If you’re feeling like a sit-down lunch, head into Biot. Be aware that Biot is a town of two halves: seaside town and hill village. Don’t get fooled into thinking you’ll be having lunch in the famous medieval village as that’s several kilometres inland on a hill. Well worth taking the bus from the Biot train station to see it though, and it has some lovely shady cafes and restaurants to escape the heat. If you want to stick to the coast, the marina at nearby Villeneuve Loubet (the huge curved building) has some quite good restaurants on the waterfront.

Setting & Location

With a lovely view to your left of the city of Nice with the Alps rising up behind, these beaches are not without charm, particularly in the evenings when the stones cool down and the beach fills with families picnicking and swimming in the long twilight hours.

Water Safety & Clarity

Because the beach is very open and unprotected, these beaches do get affected by chop and waves when the wind gets up. In fact, during the winter storms, the coast road that runs along behind the beach often has waves crashing across it.

During the summer there is one lifeguard on duty at Plage du Fort Carré and a lifeguard station at La Fontonne. The seabed drops away quite quickly so keep a good eye on any children swimming.

Note that the mouth of the River Brague comes out at La Siesta at La Fontonne, so after heavy rainfall it can get a little polluted.

Beach Quality

This is a pebble beach, made up of flat grey stones that have been smoothed into gleaming discs by the waves over the centuries (they’re perfect for skimming across the water.) Because they are so smooth, walking across them isn’t painful, rather it’s a bit awkward and the stones also get quite hot in summer. Here’s where those rather silly looking but effective rubber-soled swimming shoes come in so handy.

Watersports Nearby

Those wanting to indulge in some high-octane watersports should head to nearby Villeneuve-Loubet or to the sandy beaches at Juan les Pins.
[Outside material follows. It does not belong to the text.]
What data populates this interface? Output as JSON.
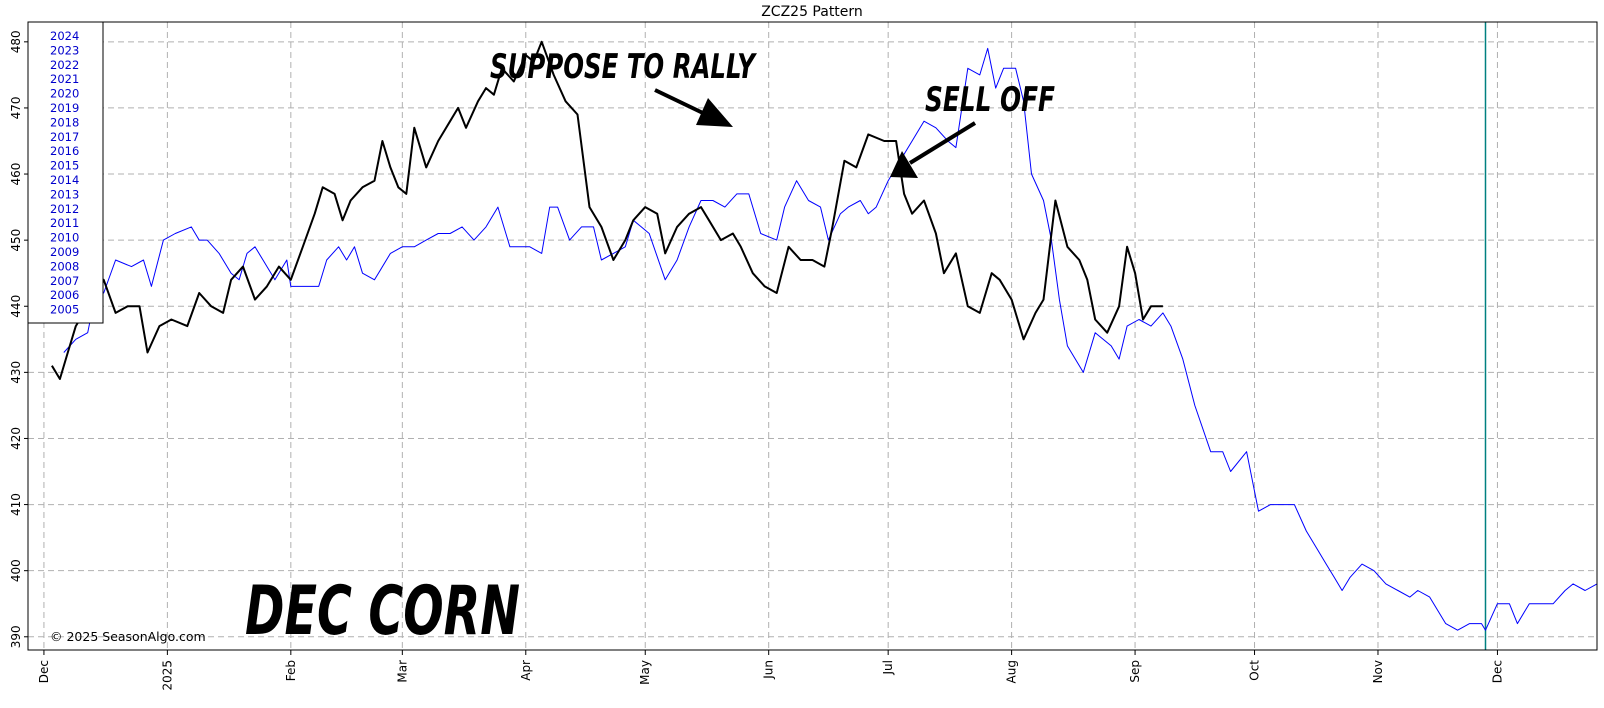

A trip to Marineland Waterpark is a must for families, especially those who enjoy slides, flumes and tube rides. The Marineland animal park has plenty of marine mammals to discover as well as miniature golf and a special kids island.

The medieval village of Biot is a ten-minute bus trip inland and worth the time to explore either before or after a dip in the cool waters of the Mediterranean.


For those fancying a decent walk, you can walk to Fort Carré from Antibes old town in about 20 minutes to half an hour, either the quick route along the road or through the port past the superyachts. (There’s a path that carries on past the shipyard and around the small headland where the fort sits if you’re sticking to the water). Carry on along the coast road (Route du Bord du Mer) until you find a suitable spot.

For those using public transport, the train is quick and simple as Biot is just one stop from Antibes and the train station lies just by the sea. There is free parking along the coast road, although it fills up quite quickly in summer as half the country descends on the coast.